In If on a winter's night a traveler, Italo Calvino addresses the concept of a false book. In the novel, the mastermind behind the "apochrypha conspiracy" intended to rid the world of truth, Ermes Marana has books published under false titles, attributed to different authors, with chapters missing, etc., in an attempt to disillusion the woman he admires with reading, which she will always value above his affections.
In broaching this issue, Calvino implies that there is such a thing as a real book: one which is written by the purported author and which contains the intended text. These books, in fact, are no more real than Marana's substitutions.
When reading a novel, any reader must take certain things for granted. The most important of these is the sincerity of the author. If a character does something unexpected the reader must assume that the action can be interpreted to reveal greater insight into the character's mind/personality. The following situation demonstrates how ingrained this assumption is in the reader's consciousness.

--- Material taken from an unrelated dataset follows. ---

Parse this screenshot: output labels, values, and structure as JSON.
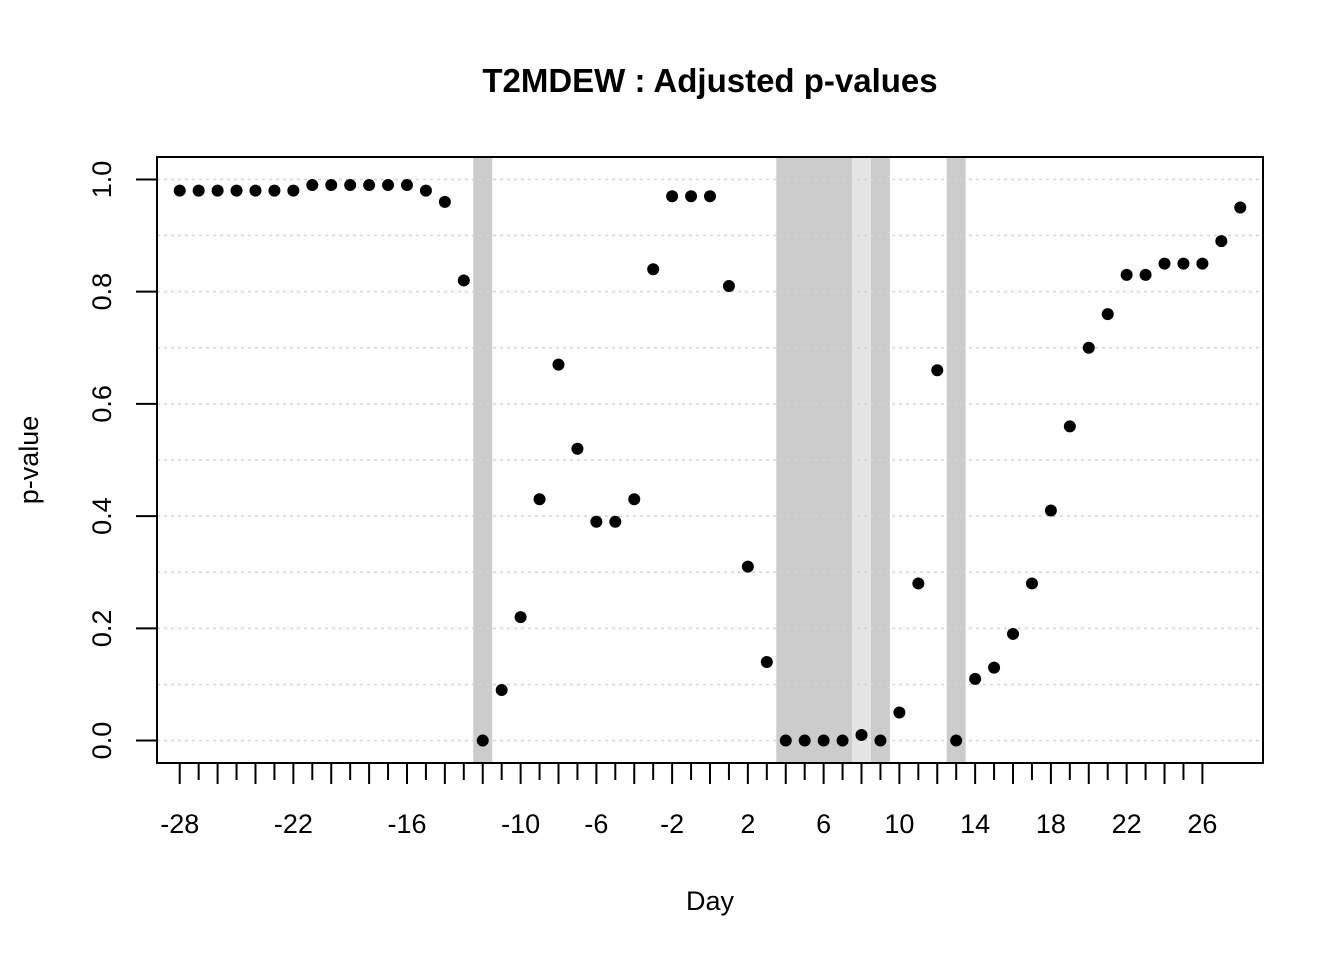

Suppose the narrator of a story were to say, "Mary was kind and gentle. She had never had an urge to be violent in her life." But on the following page, Mary mows down a hundred suburbanites in a shopping mall with a machine gun. The reader of such a text would be likely to induce one of two things. Either something in Mary snapped, i.e. she lost her senses, or the narrator, if the narrator was a viable character, was incorrect or dishonest in his or her estimation of Mary's personality. A third possibility, which is concealed by the aforementioned assumption is that the author was bored with the character or the story and wanted to bring in some action.
While a significant part of the art of fiction-writing lies in the skill to create, develop, and understand different characters, it is somehow always dishonest to introduce a character other than oneself. Every person has an impression of the personality of others, and some insight into how their mind functions, but nobody is ever able to entirely predict another's actions or points-of-view. In developing a character, an author falsely claims this ability, explicitly or implicitly.
Bakhtin submits that Dostoevsky was often surprised by his characters' actions. A character would do something that he had not intended the character to do. There is some honesty in having the character behave as he would if he were a real person with the personality given him by the author. Nevertheless, the character is not a real person and the personality is imposed by the author. It is impossible for an author to create a character with a fully developed personality different from the author's own for the very reason that the author knows no personality with the completeness that he or she knows his or her own, the completeness necessary to understand what the character would do in any given situation, to make the character "authentic."